Unutmadık, unutmamak için 12
adalar konusunda siyasetçiler o kadar söz söyledi ki, milletin kafası allak
bullak oldu. Bu konuda en doğru tahlili yapacak olanda tarihçilerdir. Bugün 12
adalar konusunda belge ve gerçeklerden uzak o kadar söz söylenip bilgi kirliliği
yaratılıyor ki, gelin bu konuda Türk tarihçisi Yusuf Halaçoğlu’nun aşağıdaki
söylemlerini iyi okumamız gerek.
“12 adaları 1912’de verdik.
Nerde mi? Lozan şehrinin
Ouchy semtinde. Şu Lozan’da adaları verdik deyip oku emrinden uzak güruhun
meydanlarda Lozan’da verdik deyip algı yaratması bundan!!
Araştırmayan halk da: “ulan
savaşı kazandık- adaları verdik”e inandırıldı...
Osmanlı Devleti, bugün 12
Adalar olarak bilinen adaları İtalya'ya bırakıyor.

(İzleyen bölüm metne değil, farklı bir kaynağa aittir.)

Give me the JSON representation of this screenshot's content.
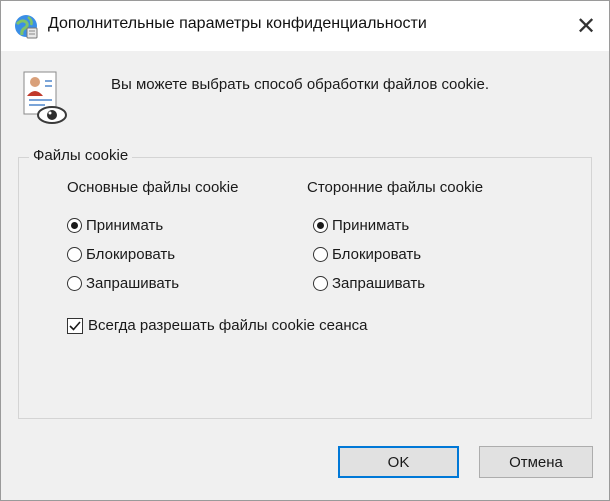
{
  "window": {
    "title": "Дополнительные параметры конфиденциальности",
    "close_glyph": "✕"
  },
  "header": {
    "text": "Вы можете выбрать способ обработки файлов cookie."
  },
  "cookies_group": {
    "legend": "Файлы cookie",
    "first_party": {
      "heading": "Основные файлы cookie",
      "options": [
        "Принимать",
        "Блокировать",
        "Запрашивать"
      ],
      "selected": "Принимать"
    },
    "third_party": {
      "heading": "Сторонние файлы cookie",
      "options": [
        "Принимать",
        "Блокировать",
        "Запрашивать"
      ],
      "selected": "Принимать"
    },
    "session_checkbox": {
      "label": "Всегда разрешать файлы cookie сеанса",
      "checked": true
    }
  },
  "buttons": {
    "ok": "OK",
    "cancel": "Отмена"
  }
}
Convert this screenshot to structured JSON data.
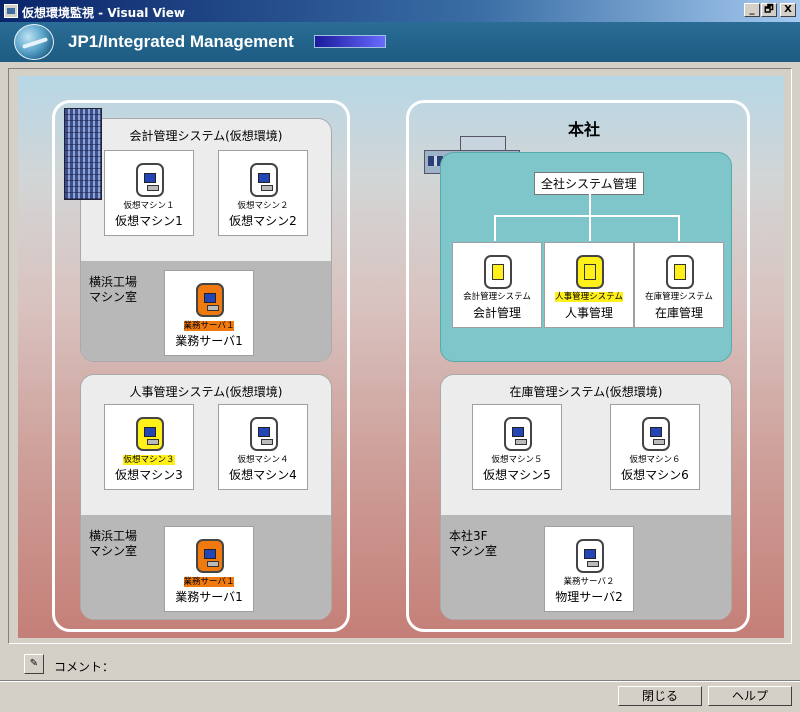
{
  "window": {
    "title": "仮想環境監視 - Visual View",
    "minimize_label": "_",
    "restore_label": "🗗",
    "close_label": "X"
  },
  "header": {
    "product_name": "JP1/Integrated Management",
    "logo_icon": "jp1-logo-icon"
  },
  "colors": {
    "header_bg": "#1d5b82",
    "highlight_yellow": "#ffef1a",
    "status_orange": "#f07a10",
    "teal_group": "#7ec6ca"
  },
  "left_top_group": {
    "title": "会計管理システム(仮想環境)",
    "location": "横浜工場\nマシン室",
    "nodes": [
      {
        "sub": "仮想マシン１",
        "name": "仮想マシン1",
        "icon": "pc-icon"
      },
      {
        "sub": "仮想マシン２",
        "name": "仮想マシン2",
        "icon": "pc-icon"
      },
      {
        "sub": "業務サーバ１",
        "name": "業務サーバ1",
        "icon": "pc-icon",
        "status": "orange"
      }
    ]
  },
  "left_bottom_group": {
    "title": "人事管理システム(仮想環境)",
    "location": "横浜工場\nマシン室",
    "nodes": [
      {
        "sub": "仮想マシン３",
        "name": "仮想マシン3",
        "icon": "pc-icon",
        "status": "yellow"
      },
      {
        "sub": "仮想マシン４",
        "name": "仮想マシン4",
        "icon": "pc-icon"
      },
      {
        "sub": "業務サーバ１",
        "name": "業務サーバ1",
        "icon": "pc-icon",
        "status": "orange"
      }
    ]
  },
  "right_top_group": {
    "title": "本社",
    "root_label": "全社システム管理",
    "nodes": [
      {
        "sub": "会計管理システム",
        "name": "会計管理",
        "icon": "document-icon"
      },
      {
        "sub": "人事管理システム",
        "name": "人事管理",
        "icon": "document-icon",
        "status": "yellow"
      },
      {
        "sub": "在庫管理システム",
        "name": "在庫管理",
        "icon": "document-icon"
      }
    ]
  },
  "right_bottom_group": {
    "title": "在庫管理システム(仮想環境)",
    "location": "本社3F\nマシン室",
    "nodes": [
      {
        "sub": "仮想マシン５",
        "name": "仮想マシン5",
        "icon": "pc-icon"
      },
      {
        "sub": "仮想マシン６",
        "name": "仮想マシン6",
        "icon": "pc-icon"
      },
      {
        "sub": "業務サーバ２",
        "name": "物理サーバ2",
        "icon": "pc-icon"
      }
    ]
  },
  "footer": {
    "comment_label": "コメント：",
    "close_button": "閉じる",
    "help_button": "ヘルプ"
  }
}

Sene 1912, “Uşi Anlaşması”dır
bu gördüğünüz anlaşma. İtalya'ya bırakıyor fakat geçici olarak.
Anlaşma şartlarına uyulduğu
takdirde adalar tekrar Osmanlı Devleti'ne geri verilecek.
Fakat şartlara uyum
sağlanmıyor.
Bu yüzden 3 yıl sonra, yani
1915'te Londra'da bu konu gündeme geliyor ve Londra Paktı denilen anlaşmada bu
adaların tamamı İtalya'ya bırakılıyor.
Bakınız itiraz eden hiçbir
padişah yok. Hiç sultan yok.
Adaları İtalya'ya bırakmakla
kalmıyorlar aynı sene bir de Çanakkale Boğazı'na dayanıyorlar ve Çanakkale
Savaşı'nı yapıyoruz.
Yani 12 Adalar önce Uşi'de,
sonra da 1915’de Londra'da İtalya'ya verilmiştir.

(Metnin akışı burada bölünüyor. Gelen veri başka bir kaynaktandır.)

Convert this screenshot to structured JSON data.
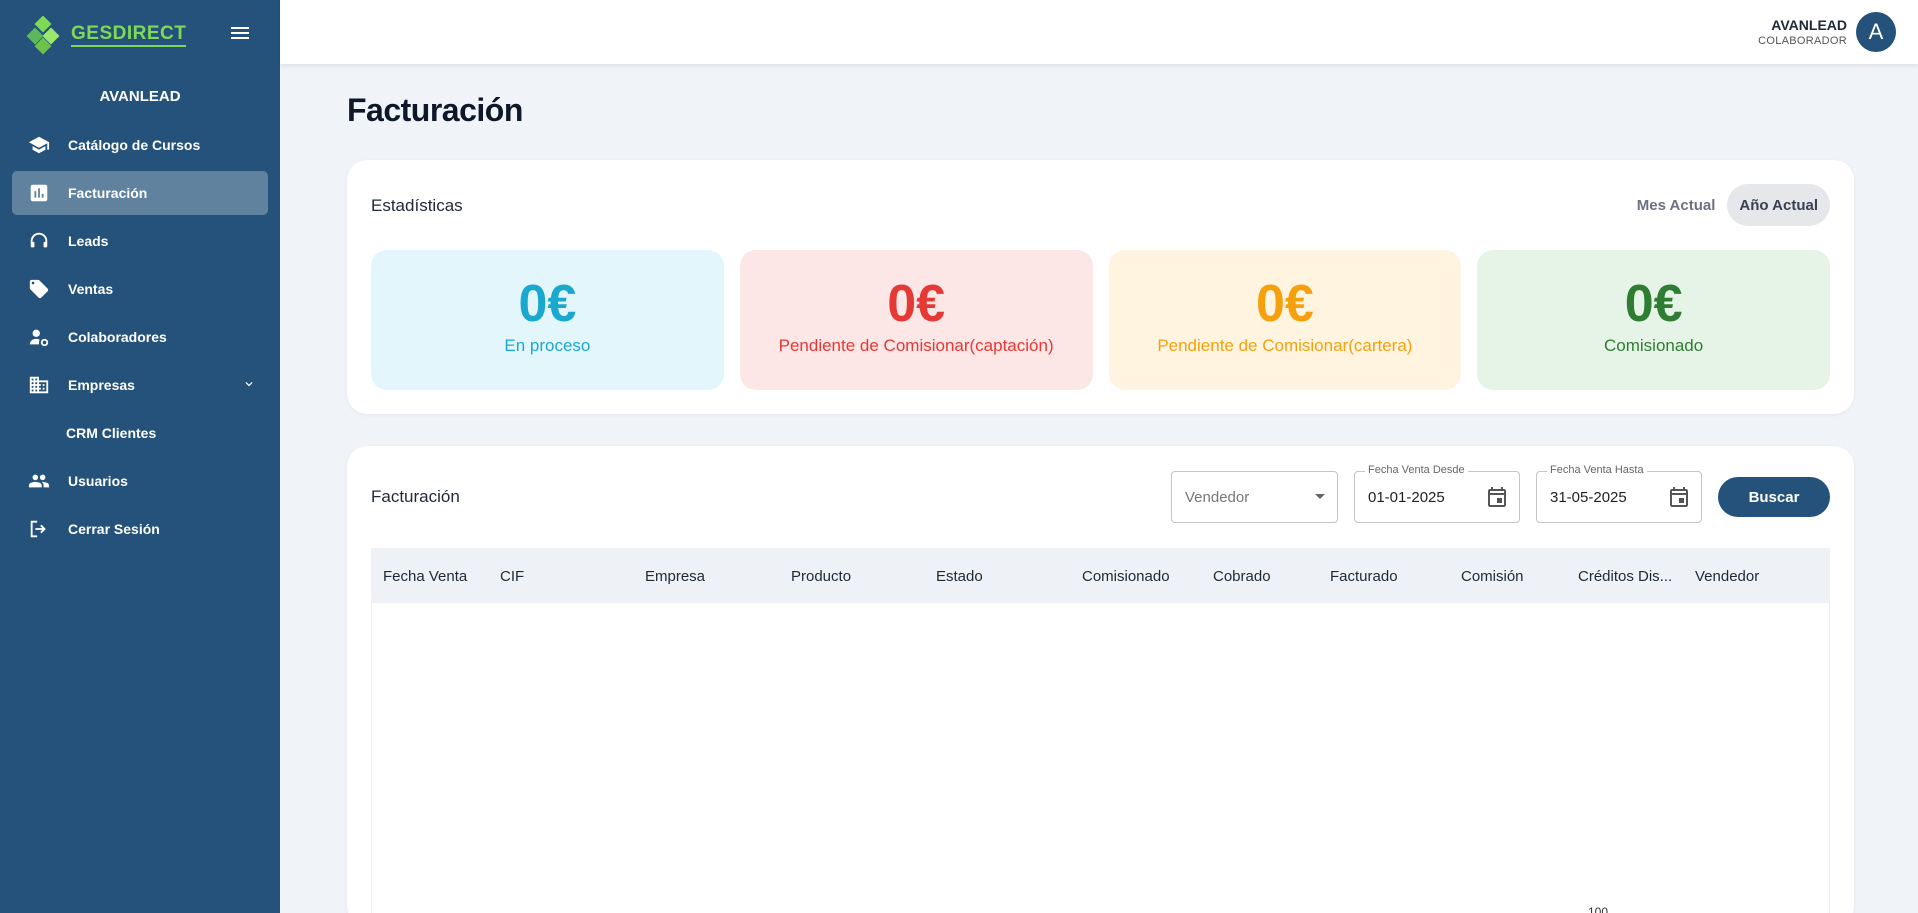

Osmanlı temsilcilerinden biri
Rumbeyoğlu Fahreddin Bey'dir.
Bu adam kim mi?
Türk milleti bir milli
mücadele verirken, Kuvayı Milliye'yi kurmuşken, bu adam Kuvayı Milliye'nin
karşısına Damat Ferit'in kurduğu Kuvayı İnzibatiye ile çıkan adamdır ve Yunan
ordusunun yanında olmuştur. Savaş kazanılınca sürgün edilenlerin arasında yer
almıştır. 12 Adaları İtalya'ya bırakan
heyetin içerisinde bu adam vardır.
Şimdi asıl olaya gelelim...
Uşi Anlaşması'nın ismini
aldığı Uşi, Lozan şehrinin bir semtidir. Bu yüzden 1912'de imzalanmış olan Uşi
Anlaşması, İtalyan tarihinde Lozan Anlaşması olarak geçer. Fakat bizim
bildiğimiz yani 1923'te imzalanan Lozan Barışı ile bu anlaşma birbirine
karıştırılmasın diye bu anlaşmaya Uşi denmiştir.
İşte arkadaşlar sahte kiralık
tarihçiler, yani Kadir Mısıroğlu, Armağan ve çetesi, bu durumdan faydalanıyor
ve 12 Adaların Lozan Anlaşması'nda gittiğini söylüyorlar.
Halbuki o Lozan başka, bu
Lozan başka. Ne yazık ki bunu bütün millete yutturdular ve böylece milletimizi
Lozan barışına düşman ettiler.
Bizim bildiğimiz Lozan
Anlaşması'nda ise bilakis Ege'de birçok ada Türkiye'ye geçmiştir.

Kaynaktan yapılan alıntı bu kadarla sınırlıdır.